Faz uns anos que conheci, superficialmente, o caso do João Comédia. O João era um miúdo cigano que nasceu com Síndrome de Down – vulgo mongolóide – e que, por diversos problemas de saúde associados, permaneceu durante algumas semanas no Hospital. A família, das mais pobres das pobres ciganas, e ainda semi-nómada, partiu uma noite e nunca mais se soube dela. O João Comédia melhorou, ficou bem no seu Síndrome de Down e… ficou no hospital – porque não existe nenhuma instituição que receba crianças doentes. Vieram as Comissões de Menores, as decisões dos Tribunais e o João Comédia continuou no… hospital - porque não existe nenhuma instituição que receba crianças doentes!
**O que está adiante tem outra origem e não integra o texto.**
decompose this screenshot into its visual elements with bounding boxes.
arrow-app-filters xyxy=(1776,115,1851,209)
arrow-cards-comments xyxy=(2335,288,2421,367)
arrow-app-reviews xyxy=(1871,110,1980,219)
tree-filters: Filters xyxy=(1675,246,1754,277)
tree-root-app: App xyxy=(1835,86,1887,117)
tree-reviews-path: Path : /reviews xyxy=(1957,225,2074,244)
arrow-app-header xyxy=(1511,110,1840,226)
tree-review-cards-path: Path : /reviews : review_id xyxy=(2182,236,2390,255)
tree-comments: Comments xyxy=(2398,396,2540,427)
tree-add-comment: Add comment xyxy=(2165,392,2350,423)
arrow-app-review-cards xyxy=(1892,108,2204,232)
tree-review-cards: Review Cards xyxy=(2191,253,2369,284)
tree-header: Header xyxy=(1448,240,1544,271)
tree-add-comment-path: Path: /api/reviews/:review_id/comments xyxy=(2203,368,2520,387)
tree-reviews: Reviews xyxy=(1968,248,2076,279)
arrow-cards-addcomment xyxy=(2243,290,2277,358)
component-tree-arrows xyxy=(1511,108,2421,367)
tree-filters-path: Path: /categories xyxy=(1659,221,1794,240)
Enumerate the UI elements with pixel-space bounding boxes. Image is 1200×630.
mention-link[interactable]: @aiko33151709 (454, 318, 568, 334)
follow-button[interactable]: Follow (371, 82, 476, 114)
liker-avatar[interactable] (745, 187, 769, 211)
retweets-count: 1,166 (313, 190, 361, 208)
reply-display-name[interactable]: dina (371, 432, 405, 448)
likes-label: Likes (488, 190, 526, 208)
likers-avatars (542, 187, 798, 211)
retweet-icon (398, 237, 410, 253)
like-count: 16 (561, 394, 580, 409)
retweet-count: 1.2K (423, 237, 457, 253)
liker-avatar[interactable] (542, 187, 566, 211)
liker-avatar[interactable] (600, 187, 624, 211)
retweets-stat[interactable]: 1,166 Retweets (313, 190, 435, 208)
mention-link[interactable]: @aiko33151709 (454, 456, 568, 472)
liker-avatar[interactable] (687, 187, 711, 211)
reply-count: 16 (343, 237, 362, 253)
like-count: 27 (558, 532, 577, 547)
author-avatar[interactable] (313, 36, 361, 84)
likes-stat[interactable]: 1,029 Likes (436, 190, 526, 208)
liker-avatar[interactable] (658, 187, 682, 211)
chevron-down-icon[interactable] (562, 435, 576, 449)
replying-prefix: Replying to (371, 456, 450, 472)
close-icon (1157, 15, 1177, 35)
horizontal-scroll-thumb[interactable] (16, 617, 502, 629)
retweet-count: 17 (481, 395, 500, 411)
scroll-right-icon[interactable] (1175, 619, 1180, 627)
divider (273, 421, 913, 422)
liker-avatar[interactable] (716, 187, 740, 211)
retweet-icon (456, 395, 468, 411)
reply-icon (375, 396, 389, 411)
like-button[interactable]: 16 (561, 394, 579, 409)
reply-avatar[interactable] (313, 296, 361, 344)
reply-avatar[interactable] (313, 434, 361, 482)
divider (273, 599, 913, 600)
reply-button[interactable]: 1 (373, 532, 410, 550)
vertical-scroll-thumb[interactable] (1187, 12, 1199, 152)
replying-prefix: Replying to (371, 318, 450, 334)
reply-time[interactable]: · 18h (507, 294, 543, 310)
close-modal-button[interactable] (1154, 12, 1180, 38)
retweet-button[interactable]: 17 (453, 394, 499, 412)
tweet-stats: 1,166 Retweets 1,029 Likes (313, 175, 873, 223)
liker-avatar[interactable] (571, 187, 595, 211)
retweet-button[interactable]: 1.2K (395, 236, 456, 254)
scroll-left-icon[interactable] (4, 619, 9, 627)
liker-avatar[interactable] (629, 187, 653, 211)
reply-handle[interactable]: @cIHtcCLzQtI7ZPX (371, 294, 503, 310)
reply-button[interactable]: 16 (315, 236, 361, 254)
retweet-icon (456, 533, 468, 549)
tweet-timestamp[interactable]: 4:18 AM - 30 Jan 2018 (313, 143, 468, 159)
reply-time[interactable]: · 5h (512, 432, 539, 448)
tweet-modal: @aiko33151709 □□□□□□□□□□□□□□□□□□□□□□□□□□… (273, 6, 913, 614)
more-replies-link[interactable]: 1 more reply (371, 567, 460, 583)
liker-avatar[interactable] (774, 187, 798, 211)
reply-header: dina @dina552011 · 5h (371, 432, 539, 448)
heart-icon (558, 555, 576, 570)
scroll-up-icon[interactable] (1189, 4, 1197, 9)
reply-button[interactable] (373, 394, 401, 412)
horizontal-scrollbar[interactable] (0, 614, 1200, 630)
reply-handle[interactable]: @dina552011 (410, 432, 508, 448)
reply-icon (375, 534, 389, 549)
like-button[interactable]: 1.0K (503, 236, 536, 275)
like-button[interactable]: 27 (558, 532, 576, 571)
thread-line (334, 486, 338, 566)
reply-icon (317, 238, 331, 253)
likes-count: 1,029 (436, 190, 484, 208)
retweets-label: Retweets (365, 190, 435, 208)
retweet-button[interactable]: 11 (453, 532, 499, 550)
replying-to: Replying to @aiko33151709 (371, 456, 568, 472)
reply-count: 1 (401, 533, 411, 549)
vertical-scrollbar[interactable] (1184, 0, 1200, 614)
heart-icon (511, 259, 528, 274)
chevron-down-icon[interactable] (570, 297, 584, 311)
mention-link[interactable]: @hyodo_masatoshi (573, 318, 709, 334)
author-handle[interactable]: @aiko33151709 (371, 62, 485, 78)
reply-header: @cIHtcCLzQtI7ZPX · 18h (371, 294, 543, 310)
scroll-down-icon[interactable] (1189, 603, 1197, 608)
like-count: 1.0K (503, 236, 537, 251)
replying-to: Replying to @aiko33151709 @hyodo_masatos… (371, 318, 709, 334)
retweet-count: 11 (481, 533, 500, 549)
Assim se passaram quase três anos até que um dia, a propósito de um outro miúdo doente, um casal – estrangeiro residente, diga-se - passou lá pelo Serviço, reparou no João, gostou do João e, por fim, adoptou o João. Passado um ou dois anos apareceu, de novo, um casal no hospital para visitar um doente. Vinha com eles um rapazinho, bonito e sorridente, com uma farda de colégio fino. Era mongolóide e conhecia quase toda a gente. Era o João Comédia.

Agora está lá no serviço outra criança cigana, primo do João – podemos chamar-lhe Zé Paródia. O Zé nasceu com uma doença de Byler, uma doença hereditária que provoca colestase [acumulação de bílis], que progride para cirrose hepática, o que obriga a um transplante hepático por volta dos sete ou oito anos. A família do Zé é ainda mais miserável que a do João, vive numas barracas ali na estrada que sobe para a serra, e não tem possibilidades nenhumas de o ter em casa: devido à colestase e à imunodeficiência associada, o Zé Paródia necessita de medicação contínua e está sujeito a muitas infecções. Assim, praticamente desde que nasceu há cinco anos, o Zé vive no hospital… Claro que já opinaram as Comissões, já deliberaram os Tribunais, já se pronunciaram as entidades mas o Zé Paródia lá continua no hospital, porque… não existe nenhuma instituição que receba crianças doentes! Agora, vai todos os dias de manhã para o jardim de infância e, à tarde, volta para a única casa que conhece, o hospital. E para o ano há-de ir para a escola, que é mesmo ali ao lado.

E sorrio mais quando me lembro daquele miúdo inglês que um dia ficou abandonado no aeroporto. Tinha uma fenda palatina, precisou de operações e foi alvo de muita atenção jornalística. Foi logo, logo para a Instituição do Resguardo porque, lembrem-se, não existem instituições que recebam crianças doentes.